Talk began when Citizens for Hospital Accountability, the group behind the No on I campaign, posted a statement on Facebook early Friday morning.
“Unfortunately, we have heard from a few sources that layoffs of TRMC/HCCA employees have begun. We are incredibly saddened that quality employees, many with families to provide for, are being forced out of jobs,” the group said. “However, our sympathy also entails a more angry element– anger that these employees were let go while those in charge continue to have their greed satiated with such plush salaries.”
HCCA’s Vice-President of Marketing, Kathleen Johnson, confirmed that the allegations were accurate.

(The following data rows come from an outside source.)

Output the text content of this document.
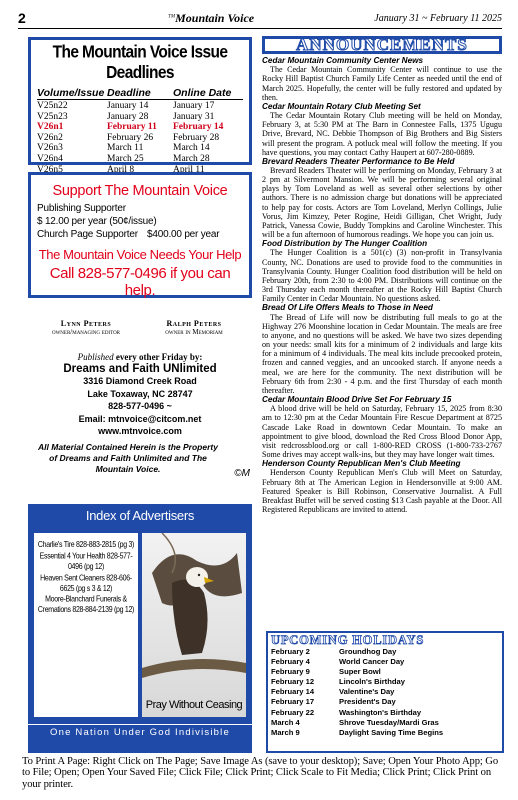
2	™Mountain Voice	January 31 ~ February 11 2025
The Mountain Voice Issue Deadlines
Volume/Issue Deadline	Online Date
V25n22	January 14	January 17
V25n23	January 28	January 31
V26n1	February 11	February 14
V26n2	February 26	February 28
V26n3	March 11	March 14
V26n4	March 25	March 28
V26n5	April 8	April 11
Support The Mountain Voice
Publishing Supporter$ 12.00 per year (50¢/issue)
Church Page Supporter $400.00 per year
The Mountain Voice Needs Your Help
Call 828-577-0496 if you can help.
Lynn Peters
owner/managing editor
Ralph Peters
owner in Memoriam
Published every other Friday by:
Dreams and Faith UNlimited
3316 Diamond Creek Road
Lake Toxaway, NC 28747
828-577-0496 ~
Email: mtnvoice@citcom.net
www.mtnvoice.com
All Material Contained Herein is the Property of Dreams and Faith Unlimited and The Mountain Voice.	©M
Index of Advertisers
Charlie's Tire 828-883-2815 (pg 3)
Essential 4 Your Health 828-577-0496 (pg 12)
Heaven Sent Cleaners 828-606-6625 (pg s 3 & 12)
Moore-Blanchard Funerals & Cremations 828-884-2139 (pg 12)
Pray Without Ceasing
One Nation Under God Indivisible
ANNOUNCEMENTS
Cedar Mountain Community Center News

The Cedar Mountain Community Center will continue to use the Rocky Hill Baptist Church Family Life Center as needed until the end of March 2025. Hopefully, the center will be fully restored and updated by then.

Cedar Mountain Rotary Club Meeting Set

The Cedar Mountain Rotary Club meeting will be held on Monday, February 3, at 5:30 PM at The Barn in Connestee Falls, 1375 Ugugu Drive, Brevard, NC. Debbie Thompson of Big Brothers and Big Sisters will present the program. A potluck meal will follow the meeting. If you have questions, you may contact Cathy Haupert at 607-280-0889.

Brevard Readers Theater Performance to Be Held

Brevard Readers Theater will be performing on Monday, February 3 at 2 pm at Silvermont Mansion. We will be performing several original plays by Tom Loveland as well as several other selections by other authors. There is no admission charge but donations will be appreciated to help pay for costs. Actors are Tom Loveland, Merlyn Collings, Julie Vorus, Jim Kimzey, Peter Rogine, Heidi Gilligan, Chet Wright, Judy Patrick, Vanessa Cowie, Buddy Tompkins and Caroline Winchester. This will be a fun afternoon of humorous readings. We hope you can join us.

Food Distribution by The Hunger Coalition

The Hunger Coalition is a 501(c) (3) non-profit in Transylvania County, NC. Donations are used to provide food to the communities in Transylvania County. Hunger Coalition food distribution will be held on February 20th, from 2:30 to 4:00 PM. Distributions will continue on the 3rd Thursday each month thereafter at the Rocky Hill Baptist Church Family Center in Cedar Mountain. No questions asked.

Bread Of Life Offers Meals to Those in Need

The Bread of Life will now be distributing full meals to go at the Highway 276 Moonshine location in Cedar Mountain. The meals are free to anyone, and no questions will be asked. We have two sizes depending on your needs: small kits for a minimum of 2 individuals and large kits for a minimum of 4 individuals. The meal kits include precooked protein, frozen and canned veggies, and an uncooked starch. If anyone needs a meal, we are here for the community. The next distribution will be February 6th from 2:30 - 4 p.m. and the first Thursday of each month thereafter.

Cedar Mountain Blood Drive Set For February 15

A blood drive will be held on Saturday, February 15, 2025 from 8:30 am to 12:30 pm at the Cedar Mountain Fire Rescue Department at 8725 Cascade Lake Road in downtown Cedar Mountain. To make an appointment to give blood, download the Red Cross Blood Donor App, visit redcrossblood.org or call 1-800-RED CROSS (1-800-733-2767 Some drives may accept walk-ins, but they may have longer wait times.

Henderson County Republican Men's Club Meeting

Henderson County Republican Men's Club will Meet on Saturday, February 8th at The American Legion in Hendersonville at 9:00 AM. Featured Speaker is Bill Robinson, Conservative Journalist. A Full Breakfast Buffet will be served costing $13 Cash payable at the Door. All Registered Republicans are invited to attend.

UPCOMING HOLIDAYS
February 2	Groundhog Day
February 4	World Cancer Day
February 9	Super Bowl
February 12	Lincoln's Birthday
February 14	Valentine's Day
February 17	President's Day
February 22	Washington's Birthday
March 4	Shrove Tuesday/Mardi Gras
March 9	Daylight Saving Time Begins
To Print A Page: Right Click on The Page; Save Image As (save to your desktop); Save; Open Your Photo App; Go to File; Open; Open Your Saved File; Click File; Click Print; Click Scale to Fit Media; Click Print; Click Print on your printer.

“The actions taken recently are in accordance with our planned and ongoing strategic realignment of the hospital’s operations. We continue to streamline operations, improve efficiencies and healthcare delivery to our community,” Johnson wrote.
Her statement did not confirm the number of staff laid off, but others have suggested the number is below 30. Johnson stated that the layoffs would not result in any hiring freezes, and that the hospital is “constantly evaluating areas where we can be more efficient and provide better service.”
“Over the last three years we have been focused on implementing our turnaround plan which brought the hospital from the brink of disaster and has resulted in dramatic operational and financial improvements,” she said.
“Nonetheless, until we complete the necessary improvements to the hospital tower, the hospital’s survival remains at risk. We all recognize that the new hospital tower is a necessary and critical element for the future viability and stability of the district and our capacity to provide the best healthcare that our community deserves.”
In its statement, Citizens for Hospital Accountability claims that the layoffs are proof that the hospital’s financial successes aren’t real — that “the ‘28 months of profitability’ were simply untrue.”
Johnson, however, says that the layoffs are necessary to ensure that the hospital has stable financial footing to continue its turnaround.
“Now that there is clarity from the community, HCCA will proceed with securing alternative financing to complete the tower. To be able to do so, we must ensure that the hospital remains operationally and financially successful,” Johnson said.